Files Fetch Handler
Processes uploaded files from flow-isolated storage with automatic MIME type detection, file validation, and deduplication tracking.
Architecture
Base Class: Extends FetchHandler (@since v0.2.1)
Inherited Functionality:
- Automatic deduplication via
isItemProcessed()andmarkItemProcessed() - Engine data storage via
storeEngineData()for downstream handlers - Standardized responses via
successResponse(),emptyResponse(),errorResponse() - Centralized logging and error handling
Implementation: Uses DataPacket class for consistent packet structure
File Management
Flow Isolation: Files are stored and accessed within flow-specific contexts to prevent cross-flow contamination.

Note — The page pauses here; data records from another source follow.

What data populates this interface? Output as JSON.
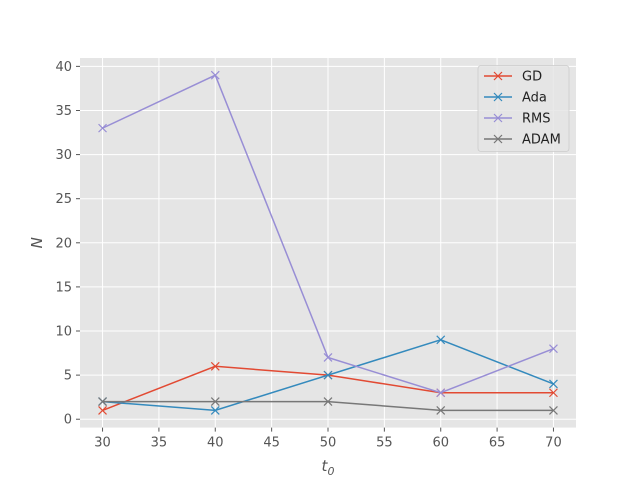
{
  "chart_data": {
    "type": "line",
    "style": "ggplot",
    "x": [
      30,
      40,
      50,
      60,
      70
    ],
    "series": [
      {
        "name": "GD",
        "values": [
          1,
          6,
          5,
          3,
          3
        ],
        "color": "#E24A33"
      },
      {
        "name": "Ada",
        "values": [
          2,
          1,
          5,
          9,
          4
        ],
        "color": "#348ABD"
      },
      {
        "name": "RMS",
        "values": [
          33,
          39,
          7,
          3,
          8
        ],
        "color": "#988ED5"
      },
      {
        "name": "ADAM",
        "values": [
          2,
          2,
          2,
          1,
          1
        ],
        "color": "#777777"
      }
    ],
    "marker": "x",
    "xlabel_base": "t",
    "xlabel_sub": "0",
    "ylabel": "N",
    "xlim": [
      28,
      72
    ],
    "ylim": [
      -0.95,
      40.95
    ],
    "xticks": [
      30,
      35,
      40,
      45,
      50,
      55,
      60,
      65,
      70
    ],
    "yticks": [
      0,
      5,
      10,
      15,
      20,
      25,
      30,
      35,
      40
    ],
    "grid": true,
    "legend_position": "top-right"
  }
}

Repository Integration: Uses centralized Files Repository system for persistent file storage with UUID-based organization.

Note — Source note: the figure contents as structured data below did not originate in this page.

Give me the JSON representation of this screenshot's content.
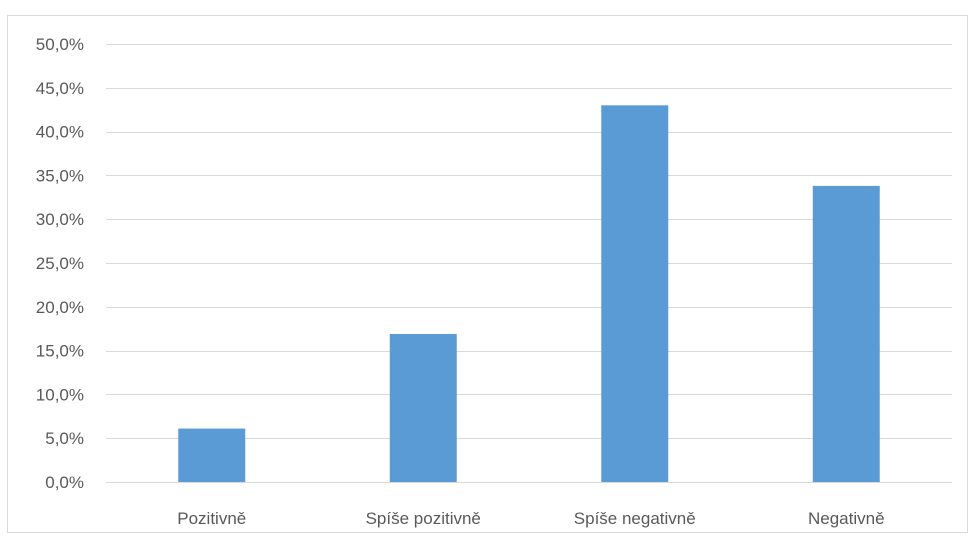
{
  "chart_data": {
    "type": "bar",
    "title": "",
    "xlabel": "",
    "ylabel": "",
    "categories": [
      "Pozitivně",
      "Spíše pozitivně",
      "Spíše negativně",
      "Negativně"
    ],
    "values": [
      6.1,
      16.9,
      43.0,
      33.8
    ],
    "ylim": [
      0,
      50
    ],
    "yticks": [
      0,
      5,
      10,
      15,
      20,
      25,
      30,
      35,
      40,
      45,
      50
    ],
    "ytick_labels": [
      "0,0%",
      "5,0%",
      "10,0%",
      "15,0%",
      "20,0%",
      "25,0%",
      "30,0%",
      "35,0%",
      "40,0%",
      "45,0%",
      "50,0%"
    ],
    "grid": true,
    "legend": "none",
    "bar_color": "#5b9bd5",
    "grid_color": "#d9d9d9"
  }
}
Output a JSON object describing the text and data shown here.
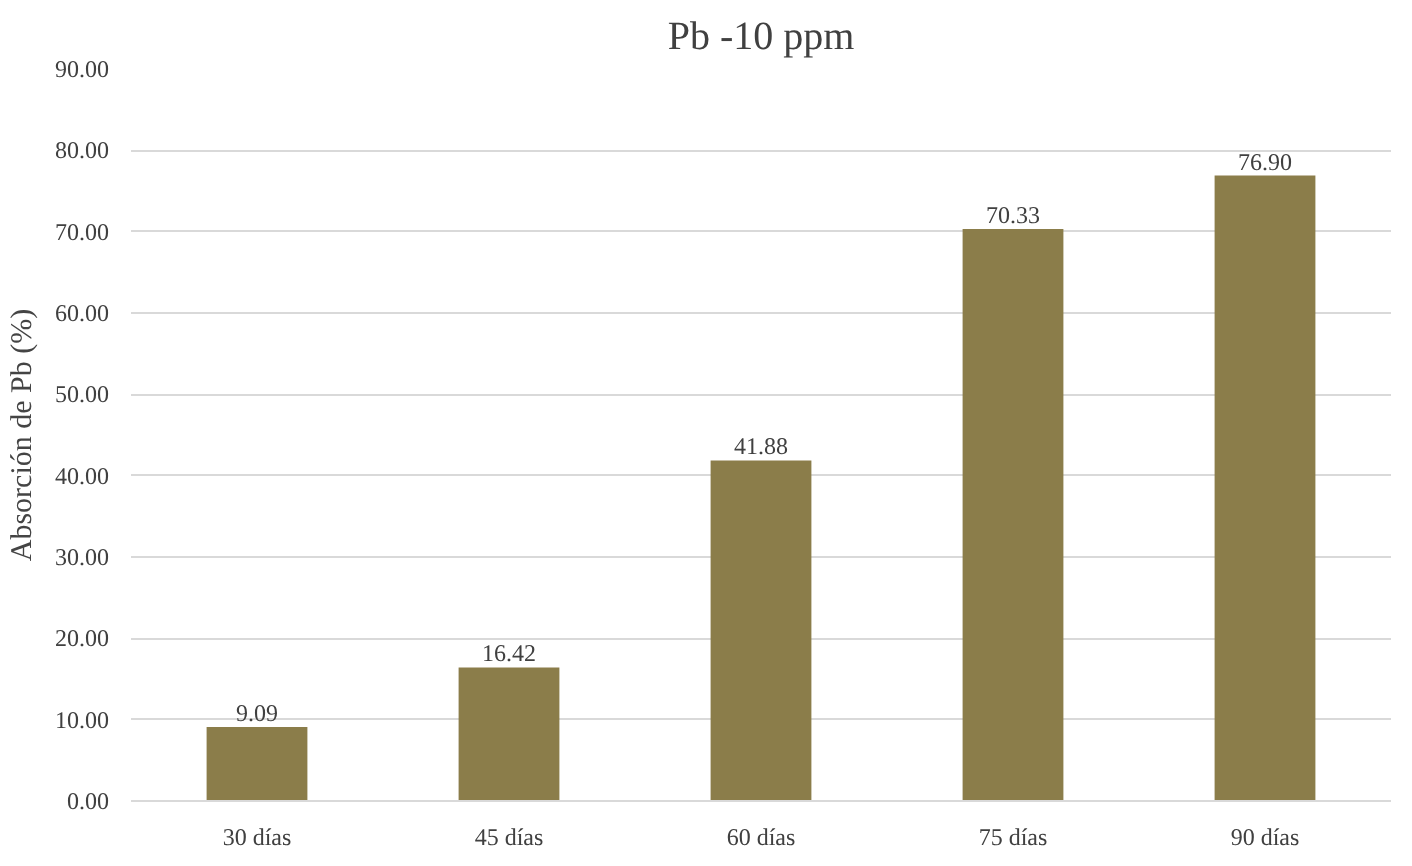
{
  "chart_data": {
    "type": "bar",
    "title": "Pb -10 ppm",
    "ylabel": "Absorción de Pb (%)",
    "categories": [
      "30 días",
      "45 días",
      "60 días",
      "75 días",
      "90 días"
    ],
    "values": [
      9.09,
      16.42,
      41.88,
      70.33,
      76.9
    ],
    "value_labels": [
      "9.09",
      "16.42",
      "41.88",
      "70.33",
      "76.90"
    ],
    "color": "#8b7d4a",
    "ylim": [
      0,
      90
    ],
    "yticks": [
      {
        "value": 0,
        "label": "0.00"
      },
      {
        "value": 10,
        "label": "10.00"
      },
      {
        "value": 20,
        "label": "20.00"
      },
      {
        "value": 30,
        "label": "30.00"
      },
      {
        "value": 40,
        "label": "40.00"
      },
      {
        "value": 50,
        "label": "50.00"
      },
      {
        "value": 60,
        "label": "60.00"
      },
      {
        "value": 70,
        "label": "70.00"
      },
      {
        "value": 80,
        "label": "80.00"
      },
      {
        "value": 90,
        "label": "90.00"
      }
    ],
    "grid": "y"
  }
}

MIME Detection: Automatic MIME type detection using WordPress wp_check_filetype() function.
Configuration
No Configuration Required: Handler operates without specific configuration parameters, processing available files from repository.
Automatic Discovery: When no files are explicitly configured, automatically discovers files from the repository for the current flow step.
Usage Examples
Basic File Processing:
// Files are uploaded via admin interface or API
// No handler configuration needed - processes next available file
$handler_config = [
'files' => []
];
With Explicit File List:
$handler_config = [
'files' => [
'uploaded_files' => [
[
'original_name' => 'document.pdf',
'persistent_path' => '/path/to/file.pdf',
'size' => 1024000,
'mime_type' => 'application/pdf'
]
]
]
];
Processing Logic
Sequential Processing: Processes one file per execution, finding the next unprocessed file from available uploads.

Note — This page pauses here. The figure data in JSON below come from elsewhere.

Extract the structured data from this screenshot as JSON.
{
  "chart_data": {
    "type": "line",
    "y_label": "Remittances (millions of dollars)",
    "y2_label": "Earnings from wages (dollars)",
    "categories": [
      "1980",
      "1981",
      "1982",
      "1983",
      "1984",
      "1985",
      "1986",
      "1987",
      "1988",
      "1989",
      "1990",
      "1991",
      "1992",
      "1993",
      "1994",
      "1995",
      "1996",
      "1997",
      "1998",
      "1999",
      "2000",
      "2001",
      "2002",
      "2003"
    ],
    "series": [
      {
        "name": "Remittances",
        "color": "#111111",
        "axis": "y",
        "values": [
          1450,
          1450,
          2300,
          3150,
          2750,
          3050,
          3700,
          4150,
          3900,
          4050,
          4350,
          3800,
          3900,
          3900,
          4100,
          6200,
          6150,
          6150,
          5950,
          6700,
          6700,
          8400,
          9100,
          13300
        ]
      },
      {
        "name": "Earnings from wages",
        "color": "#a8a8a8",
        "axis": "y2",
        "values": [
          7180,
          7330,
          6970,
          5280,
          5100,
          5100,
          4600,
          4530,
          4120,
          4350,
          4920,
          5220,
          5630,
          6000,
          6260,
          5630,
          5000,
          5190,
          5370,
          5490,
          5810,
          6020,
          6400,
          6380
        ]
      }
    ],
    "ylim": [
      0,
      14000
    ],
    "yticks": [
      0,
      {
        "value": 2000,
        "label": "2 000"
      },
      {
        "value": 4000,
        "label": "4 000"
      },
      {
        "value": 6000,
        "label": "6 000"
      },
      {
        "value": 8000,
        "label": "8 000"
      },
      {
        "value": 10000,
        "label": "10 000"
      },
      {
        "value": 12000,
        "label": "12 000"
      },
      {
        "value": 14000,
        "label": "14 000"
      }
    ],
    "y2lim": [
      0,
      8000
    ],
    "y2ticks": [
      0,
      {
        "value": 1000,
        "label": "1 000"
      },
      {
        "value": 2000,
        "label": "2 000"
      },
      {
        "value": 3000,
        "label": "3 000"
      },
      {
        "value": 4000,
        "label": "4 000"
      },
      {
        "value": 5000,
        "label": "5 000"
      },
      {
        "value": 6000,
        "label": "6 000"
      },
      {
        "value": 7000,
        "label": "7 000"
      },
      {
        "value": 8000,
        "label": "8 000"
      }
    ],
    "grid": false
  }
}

Deduplication: Uses file path as unique identifier to track processed files and prevent reprocessing.
File Validation: Verifies file existence before processing and reports missing files as errors.
Output Structure
Clean Data Packet (AI-visible):
[
'processed_items' => [
[
'data' => [
'title' => 'original_filename.ext',
'content' => 'File: original_filename.extnType: mime/typenSize: 1024 bytes',
'file_info' => [
'file_path' => '/path/to/file.ext',
'file_name' => 'original_filename.ext',
'mime_type' => 'mime/type',
'file_size' => 1024
]
],
'metadata' => [
'source_type' => 'files',
'item_identifier_to_log' => '/path/to/file.ext',
'original_id' => '/path/to/file.ext',
'original_title' => 'original_filename.ext',
'original_date_gmt' => '2024-01-01 12:00:00'
]
]
]
]
Engine Data Storage (Database):
// Stored in database for downstream handler access via datamachine_engine_data filter
[
'source_url' => '', // Empty for local files
'image_url' => $public_url // Public URL for image files only, empty for non-images
]
File Type Support
All File Types: Handles any file type uploaded through the system, with downstream steps responsible for type-specific processing.
Common MIME Types:
- Documents: PDF, DOC, DOCX, TXT
- Images: JPEG, PNG, GIF, WebP
- Audio: MP3, WAV, OGG
- Video: MP4, AVI, MOV
- Archives: ZIP, RAR, TAR
Error Handling
File System Errors:
- Missing or inaccessible files
- Repository service unavailability
- File permission issues
Upload Errors:
- PHP upload error code translation
- File size limit violations
- Temporary directory issues
Processing Errors:
- Empty file lists
- Invalid file metadata
- MIME type detection failures
Integration Points
Files Repository: Integrates with centralized file repository system for persistent storage and retrieval.
Flow Isolation: Maintains strict flow-level file separation to prevent data leakage between different pipeline instances.
Clean Data Separation: Returns clean data packets to AI agents without URLs, while storing engine parameters (image_url for images) in database for downstream handler access via datamachine_engine_data filter.
Engine Data Architecture: Uses centralized filter pattern for engine data access:
// Storage by Files handler via centralized filter (array storage)
if ($job_id) {
apply_filters('datamachine_engine_data', null, $job_id, [
'source_url' => '', // Empty for local files
'image_url' => $file_url // Public URL for images
]);
}
// Retrieval by downstream handlers (via filter)
$engine_data = apply_filters('datamachine_engine_data', [], $job_id);
$image_url = $engine_data['image_url'] ?? null;
Image URL Generation: For image files, generates public URLs for use by publish handlers (WordPress featured images, social media uploads, etc.).
Logging: Uses datamachine_log action with debug/error levels for file discovery, processing status, and error conditions.